Так говорил Синап, а втайне думал о другом. Летом он снова выезжал со своими людьми и видел, что силы султана удвоились. Правда, и бунт разлился еще шире, он дошел до Странджа-горы, до Коджа-горы, да и вниз распространился, к морю. В разных местах царства османов поднимались с оружием голодные и оборванные, целые людские толпы, и шли на приступ, куда глаза глядят. Синапу удалось повидаться с Эминджиком, с Кара Феизом, а об Индже рассказывали небывалые чудеса. Дертли Мехмед был правой рукой Синапа, как и Топал Салих. Постоянно приходили донесения от Исаоглу и от Аджи-аги... в них говорилось, что султанские аскеры[24], продвигаясь с конницей и с пушками, нападают и убивают без пощады.
Вот какие мысли обуревали Синапа, когда он сказал своей жене, что его конак «и пушкой не прошибешь».
Гюла заглядывала ему в глаза и ликовала. Вот он какой, ее Мехмед! Она не знала, что он собственно делает во время своих летних отлучек; но то, что все его любили и слушались, как своего повелителя, совершенно успокаивало ее.
Он был ахрянин, но не запрещал ей соблюдать некоторые христианские праздники, к которым она привыкла дома.
По вечерам, проводив своих гостей, с которыми толковал об общих делах населения Чечи, он шел к жене, чтобы расспросить ее о домашних делах.

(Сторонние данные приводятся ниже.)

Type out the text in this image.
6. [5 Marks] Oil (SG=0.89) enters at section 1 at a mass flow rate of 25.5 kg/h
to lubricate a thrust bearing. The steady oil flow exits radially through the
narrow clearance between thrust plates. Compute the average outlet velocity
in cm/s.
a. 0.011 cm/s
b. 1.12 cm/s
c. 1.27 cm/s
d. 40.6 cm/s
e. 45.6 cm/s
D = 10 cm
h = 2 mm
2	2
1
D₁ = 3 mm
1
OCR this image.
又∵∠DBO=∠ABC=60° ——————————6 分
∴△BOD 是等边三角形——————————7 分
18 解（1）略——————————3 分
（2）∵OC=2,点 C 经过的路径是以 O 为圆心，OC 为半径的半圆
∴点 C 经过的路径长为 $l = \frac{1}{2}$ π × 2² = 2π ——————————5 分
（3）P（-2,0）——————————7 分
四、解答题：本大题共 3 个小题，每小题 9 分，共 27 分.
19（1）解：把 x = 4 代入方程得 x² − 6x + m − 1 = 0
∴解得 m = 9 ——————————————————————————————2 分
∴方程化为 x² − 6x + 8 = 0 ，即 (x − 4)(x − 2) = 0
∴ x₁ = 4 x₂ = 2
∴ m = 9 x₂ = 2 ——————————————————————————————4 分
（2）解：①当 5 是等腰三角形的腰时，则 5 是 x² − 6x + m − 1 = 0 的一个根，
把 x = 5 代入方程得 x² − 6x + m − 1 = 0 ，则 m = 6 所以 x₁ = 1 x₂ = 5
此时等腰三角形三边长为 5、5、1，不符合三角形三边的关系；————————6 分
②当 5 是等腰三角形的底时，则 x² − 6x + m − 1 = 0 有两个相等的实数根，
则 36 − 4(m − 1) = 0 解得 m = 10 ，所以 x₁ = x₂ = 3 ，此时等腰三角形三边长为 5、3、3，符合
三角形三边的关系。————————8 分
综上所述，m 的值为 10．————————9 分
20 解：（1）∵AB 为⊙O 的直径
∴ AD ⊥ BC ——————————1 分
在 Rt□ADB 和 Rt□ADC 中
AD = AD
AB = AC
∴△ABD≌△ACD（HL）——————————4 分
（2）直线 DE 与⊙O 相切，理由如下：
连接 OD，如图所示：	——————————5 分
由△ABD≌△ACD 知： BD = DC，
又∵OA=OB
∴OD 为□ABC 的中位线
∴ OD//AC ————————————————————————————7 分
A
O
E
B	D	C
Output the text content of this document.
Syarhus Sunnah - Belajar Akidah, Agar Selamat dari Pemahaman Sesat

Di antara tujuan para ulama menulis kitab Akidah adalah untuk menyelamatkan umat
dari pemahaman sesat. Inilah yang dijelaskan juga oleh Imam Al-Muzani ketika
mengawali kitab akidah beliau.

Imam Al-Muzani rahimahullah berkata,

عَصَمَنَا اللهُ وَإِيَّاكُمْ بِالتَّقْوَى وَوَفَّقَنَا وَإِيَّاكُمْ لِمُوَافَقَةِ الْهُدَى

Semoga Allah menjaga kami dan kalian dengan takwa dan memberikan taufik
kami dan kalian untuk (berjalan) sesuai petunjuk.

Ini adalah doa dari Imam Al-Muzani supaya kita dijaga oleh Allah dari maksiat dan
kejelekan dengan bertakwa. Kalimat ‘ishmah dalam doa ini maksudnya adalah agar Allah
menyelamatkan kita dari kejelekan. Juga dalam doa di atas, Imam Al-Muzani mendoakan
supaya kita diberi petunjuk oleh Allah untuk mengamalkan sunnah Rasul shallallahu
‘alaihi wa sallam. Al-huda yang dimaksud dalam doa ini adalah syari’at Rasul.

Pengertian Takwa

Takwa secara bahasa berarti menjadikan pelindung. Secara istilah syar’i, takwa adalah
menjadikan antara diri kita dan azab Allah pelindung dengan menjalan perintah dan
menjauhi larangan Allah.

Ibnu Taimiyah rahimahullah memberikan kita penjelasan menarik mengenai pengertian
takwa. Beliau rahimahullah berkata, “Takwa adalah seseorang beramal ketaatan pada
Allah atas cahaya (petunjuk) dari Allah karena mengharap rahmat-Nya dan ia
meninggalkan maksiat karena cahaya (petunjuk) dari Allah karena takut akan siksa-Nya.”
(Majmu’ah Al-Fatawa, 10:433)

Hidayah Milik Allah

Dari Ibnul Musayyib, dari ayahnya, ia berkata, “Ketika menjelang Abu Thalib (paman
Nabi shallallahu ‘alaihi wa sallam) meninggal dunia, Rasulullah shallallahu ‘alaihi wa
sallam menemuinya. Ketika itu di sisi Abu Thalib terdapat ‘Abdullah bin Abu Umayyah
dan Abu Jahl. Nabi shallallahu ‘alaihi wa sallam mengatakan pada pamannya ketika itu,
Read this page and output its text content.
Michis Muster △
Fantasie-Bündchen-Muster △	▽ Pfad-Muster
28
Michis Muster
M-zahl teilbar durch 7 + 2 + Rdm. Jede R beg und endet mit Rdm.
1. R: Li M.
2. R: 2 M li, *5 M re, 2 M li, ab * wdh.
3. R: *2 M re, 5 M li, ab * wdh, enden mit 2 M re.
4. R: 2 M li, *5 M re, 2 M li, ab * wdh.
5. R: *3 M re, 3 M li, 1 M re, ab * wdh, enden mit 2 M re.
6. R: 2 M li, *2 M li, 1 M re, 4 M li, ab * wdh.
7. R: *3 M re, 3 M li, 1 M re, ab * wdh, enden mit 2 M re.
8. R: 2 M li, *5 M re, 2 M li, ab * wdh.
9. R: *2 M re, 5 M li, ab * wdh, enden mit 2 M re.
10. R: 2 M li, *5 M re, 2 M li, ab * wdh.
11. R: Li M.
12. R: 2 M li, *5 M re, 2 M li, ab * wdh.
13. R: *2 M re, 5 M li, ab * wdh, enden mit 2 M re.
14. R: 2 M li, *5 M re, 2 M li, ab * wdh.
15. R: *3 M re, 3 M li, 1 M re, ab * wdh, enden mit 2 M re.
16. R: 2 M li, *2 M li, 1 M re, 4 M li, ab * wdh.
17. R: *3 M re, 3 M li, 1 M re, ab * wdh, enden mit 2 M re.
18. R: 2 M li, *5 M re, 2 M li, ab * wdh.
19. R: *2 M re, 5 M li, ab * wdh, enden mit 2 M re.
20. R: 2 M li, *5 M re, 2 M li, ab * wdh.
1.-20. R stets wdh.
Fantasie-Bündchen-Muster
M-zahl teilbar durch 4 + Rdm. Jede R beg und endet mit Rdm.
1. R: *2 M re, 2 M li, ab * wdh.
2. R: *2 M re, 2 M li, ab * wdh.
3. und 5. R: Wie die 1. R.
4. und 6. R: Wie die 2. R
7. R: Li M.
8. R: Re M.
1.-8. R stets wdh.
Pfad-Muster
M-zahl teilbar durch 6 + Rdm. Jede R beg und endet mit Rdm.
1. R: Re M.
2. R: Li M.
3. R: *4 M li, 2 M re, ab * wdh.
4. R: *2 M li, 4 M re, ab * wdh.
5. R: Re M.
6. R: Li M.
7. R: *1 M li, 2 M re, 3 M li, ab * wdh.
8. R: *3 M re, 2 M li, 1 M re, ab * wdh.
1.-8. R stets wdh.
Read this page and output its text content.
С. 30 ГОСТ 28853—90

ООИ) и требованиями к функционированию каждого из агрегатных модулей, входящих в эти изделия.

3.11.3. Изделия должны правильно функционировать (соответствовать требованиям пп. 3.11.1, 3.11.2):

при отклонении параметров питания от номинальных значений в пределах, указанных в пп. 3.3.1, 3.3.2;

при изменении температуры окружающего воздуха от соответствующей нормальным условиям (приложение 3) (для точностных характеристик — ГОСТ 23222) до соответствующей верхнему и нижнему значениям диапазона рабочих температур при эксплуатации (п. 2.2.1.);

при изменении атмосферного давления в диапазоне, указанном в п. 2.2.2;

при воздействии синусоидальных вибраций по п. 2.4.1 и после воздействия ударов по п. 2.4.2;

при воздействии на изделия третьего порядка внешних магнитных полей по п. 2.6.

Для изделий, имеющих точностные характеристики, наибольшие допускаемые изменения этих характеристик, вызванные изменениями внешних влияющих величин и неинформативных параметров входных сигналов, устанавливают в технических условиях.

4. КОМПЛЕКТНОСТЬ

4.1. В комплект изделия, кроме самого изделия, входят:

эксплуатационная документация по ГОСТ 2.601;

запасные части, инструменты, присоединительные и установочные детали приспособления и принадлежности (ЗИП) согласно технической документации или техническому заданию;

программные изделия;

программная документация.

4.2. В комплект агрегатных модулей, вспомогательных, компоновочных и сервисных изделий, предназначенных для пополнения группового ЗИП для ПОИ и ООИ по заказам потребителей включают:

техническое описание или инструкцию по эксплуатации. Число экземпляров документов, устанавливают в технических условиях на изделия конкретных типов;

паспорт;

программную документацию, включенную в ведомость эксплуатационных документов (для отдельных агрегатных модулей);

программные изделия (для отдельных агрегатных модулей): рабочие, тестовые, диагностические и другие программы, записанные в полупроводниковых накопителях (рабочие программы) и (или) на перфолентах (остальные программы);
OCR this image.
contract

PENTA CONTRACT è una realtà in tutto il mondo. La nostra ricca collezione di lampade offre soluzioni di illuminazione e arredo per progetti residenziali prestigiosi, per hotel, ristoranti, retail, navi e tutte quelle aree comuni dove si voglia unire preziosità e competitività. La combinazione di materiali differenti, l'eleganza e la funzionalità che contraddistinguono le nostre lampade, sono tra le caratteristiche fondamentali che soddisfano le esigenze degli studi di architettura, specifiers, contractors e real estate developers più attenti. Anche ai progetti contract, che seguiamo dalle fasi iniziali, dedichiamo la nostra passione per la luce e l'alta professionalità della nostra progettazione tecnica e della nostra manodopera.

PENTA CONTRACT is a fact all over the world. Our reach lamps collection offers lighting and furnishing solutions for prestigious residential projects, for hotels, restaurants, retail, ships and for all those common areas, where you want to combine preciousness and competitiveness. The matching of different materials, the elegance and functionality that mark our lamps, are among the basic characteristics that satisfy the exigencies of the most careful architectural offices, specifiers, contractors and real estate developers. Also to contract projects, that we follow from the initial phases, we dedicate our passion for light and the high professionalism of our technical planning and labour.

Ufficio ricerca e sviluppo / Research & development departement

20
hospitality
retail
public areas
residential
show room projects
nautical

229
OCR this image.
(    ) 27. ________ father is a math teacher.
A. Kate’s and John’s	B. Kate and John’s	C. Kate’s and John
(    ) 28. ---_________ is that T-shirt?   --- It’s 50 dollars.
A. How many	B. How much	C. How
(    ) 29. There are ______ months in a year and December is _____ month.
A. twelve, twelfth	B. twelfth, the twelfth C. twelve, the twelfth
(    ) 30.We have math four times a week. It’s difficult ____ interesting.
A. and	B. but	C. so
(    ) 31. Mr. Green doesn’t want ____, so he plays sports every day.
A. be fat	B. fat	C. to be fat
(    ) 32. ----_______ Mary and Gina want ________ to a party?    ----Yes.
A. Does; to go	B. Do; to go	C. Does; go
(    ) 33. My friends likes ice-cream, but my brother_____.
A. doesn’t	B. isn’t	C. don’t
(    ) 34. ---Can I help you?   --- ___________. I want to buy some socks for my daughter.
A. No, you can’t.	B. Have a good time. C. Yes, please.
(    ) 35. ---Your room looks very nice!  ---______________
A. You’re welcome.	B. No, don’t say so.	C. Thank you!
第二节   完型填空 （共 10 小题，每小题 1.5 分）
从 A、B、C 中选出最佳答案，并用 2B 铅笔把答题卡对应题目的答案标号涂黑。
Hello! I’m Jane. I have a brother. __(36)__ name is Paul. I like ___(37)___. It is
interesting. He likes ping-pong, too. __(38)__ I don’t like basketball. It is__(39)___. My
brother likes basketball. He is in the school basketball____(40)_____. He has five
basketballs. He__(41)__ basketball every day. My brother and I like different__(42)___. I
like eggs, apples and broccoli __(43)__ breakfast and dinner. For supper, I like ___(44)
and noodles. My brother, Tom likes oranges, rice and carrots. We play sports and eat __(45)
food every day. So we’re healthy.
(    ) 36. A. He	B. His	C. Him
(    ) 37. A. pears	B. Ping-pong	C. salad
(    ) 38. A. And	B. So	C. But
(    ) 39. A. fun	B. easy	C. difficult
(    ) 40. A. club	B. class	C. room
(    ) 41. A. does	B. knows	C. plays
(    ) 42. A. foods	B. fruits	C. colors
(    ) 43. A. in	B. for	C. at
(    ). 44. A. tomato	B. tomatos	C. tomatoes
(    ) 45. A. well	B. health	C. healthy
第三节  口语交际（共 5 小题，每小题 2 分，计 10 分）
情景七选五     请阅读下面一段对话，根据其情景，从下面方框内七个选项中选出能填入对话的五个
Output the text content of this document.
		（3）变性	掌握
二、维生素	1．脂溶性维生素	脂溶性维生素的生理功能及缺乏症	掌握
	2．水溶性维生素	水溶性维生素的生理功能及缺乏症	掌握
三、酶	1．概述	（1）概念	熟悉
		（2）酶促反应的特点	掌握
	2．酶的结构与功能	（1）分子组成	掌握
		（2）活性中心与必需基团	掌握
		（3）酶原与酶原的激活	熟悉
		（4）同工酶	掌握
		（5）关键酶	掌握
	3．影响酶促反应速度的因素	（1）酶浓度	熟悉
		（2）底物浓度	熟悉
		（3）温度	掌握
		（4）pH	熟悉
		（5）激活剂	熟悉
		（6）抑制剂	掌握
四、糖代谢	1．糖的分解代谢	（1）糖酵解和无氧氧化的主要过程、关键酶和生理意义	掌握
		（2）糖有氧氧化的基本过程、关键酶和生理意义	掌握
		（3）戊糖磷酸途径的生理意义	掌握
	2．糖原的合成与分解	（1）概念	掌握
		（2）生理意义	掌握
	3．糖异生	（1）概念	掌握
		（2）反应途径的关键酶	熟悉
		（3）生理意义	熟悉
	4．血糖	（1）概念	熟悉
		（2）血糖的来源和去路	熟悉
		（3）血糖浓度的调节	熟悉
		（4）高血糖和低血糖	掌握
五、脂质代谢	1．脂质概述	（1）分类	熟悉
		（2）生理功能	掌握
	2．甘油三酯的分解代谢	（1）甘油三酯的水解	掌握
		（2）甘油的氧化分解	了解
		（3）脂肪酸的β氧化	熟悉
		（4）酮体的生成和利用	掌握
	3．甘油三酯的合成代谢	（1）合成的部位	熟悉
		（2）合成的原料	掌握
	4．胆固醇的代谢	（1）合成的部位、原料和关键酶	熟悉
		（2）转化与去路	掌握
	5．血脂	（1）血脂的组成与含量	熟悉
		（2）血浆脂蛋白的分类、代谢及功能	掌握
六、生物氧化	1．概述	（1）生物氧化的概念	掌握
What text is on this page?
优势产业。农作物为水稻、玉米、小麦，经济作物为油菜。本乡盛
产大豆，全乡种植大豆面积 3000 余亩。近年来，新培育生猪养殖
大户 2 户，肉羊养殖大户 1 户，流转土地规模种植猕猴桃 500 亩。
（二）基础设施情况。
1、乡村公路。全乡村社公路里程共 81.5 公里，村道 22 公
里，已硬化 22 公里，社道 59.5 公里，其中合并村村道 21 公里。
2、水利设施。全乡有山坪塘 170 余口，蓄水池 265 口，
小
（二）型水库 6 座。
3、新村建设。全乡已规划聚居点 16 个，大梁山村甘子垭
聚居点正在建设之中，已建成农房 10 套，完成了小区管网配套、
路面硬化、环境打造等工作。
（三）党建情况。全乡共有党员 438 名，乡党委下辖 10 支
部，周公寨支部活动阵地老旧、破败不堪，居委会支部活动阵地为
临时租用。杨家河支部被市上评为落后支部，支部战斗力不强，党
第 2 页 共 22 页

Еще в дверях он кричал ей:
— Гюла! Завтра жду от тебя слоеного пирога!
— Тише, глупый, — останавливала она его. — Маленького разбудишь!
Время шло, погода улучшалась. Зима стала мягче, подули теплые ветры. Прошел Афанасьев день, леса очистились от снега, только поляны были еще в пятнах: на них местами блестели лужи и остатки почерневшего снега.
Ранняя весна пугала людей. Чуть засеешь в хорошую погоду, а лютый мороз как стукнет после Юрьева дня, и все пошло прахом: и труд, и надежды! Так было и на этот раз. Застонали села, задрожала вся Чечь.
Старухи, встречаясь с Синапом, останавливали его:
— Сынок, сынок, что будем делать, когда все вымерзнет? Вся наша надежда на тебя!
Синап не отвечал; тяжело было выслушивать этих раздетых и голодных людей. Он запасал зерно в складах про черный день. Но кому выдать раньше? Еще до Петрова дня было роздано все до последнего зернышка, и люди слонялись, как тени; везде были видны испуганные лица, голод непрошенным гостем ходил от дверей к дверям.
2
Что тут можно было поделать? Порою он чувствовал себя как зверь в клетке. Велика была земля султана, за год не исходишь; и где-то на этой земле, затерявшись, как капля в море, сидит упрямый Мехмед Синап, человек, рожденный в лачуге, который с детства не помнит, сидел ли он когда-нибудь за столом и ел ли что, кроме качамака на воде и уксусе!
Синап получил письмо:
«Пес! Ты скверный пес, которого давно ищет пуля. Ты обездолил целую нахию, все подвластные султана жалобно стонут из-за тебя. Какой же тебя смертью казнить? Выбери сам, ибо подошел последний твой час.
Кара Ибрагим, бюлюкбашия»[25].
Человек, принесший это письмо, стоял внизу, во дворе.
Он проваживал своего коня и терпеливо ждал.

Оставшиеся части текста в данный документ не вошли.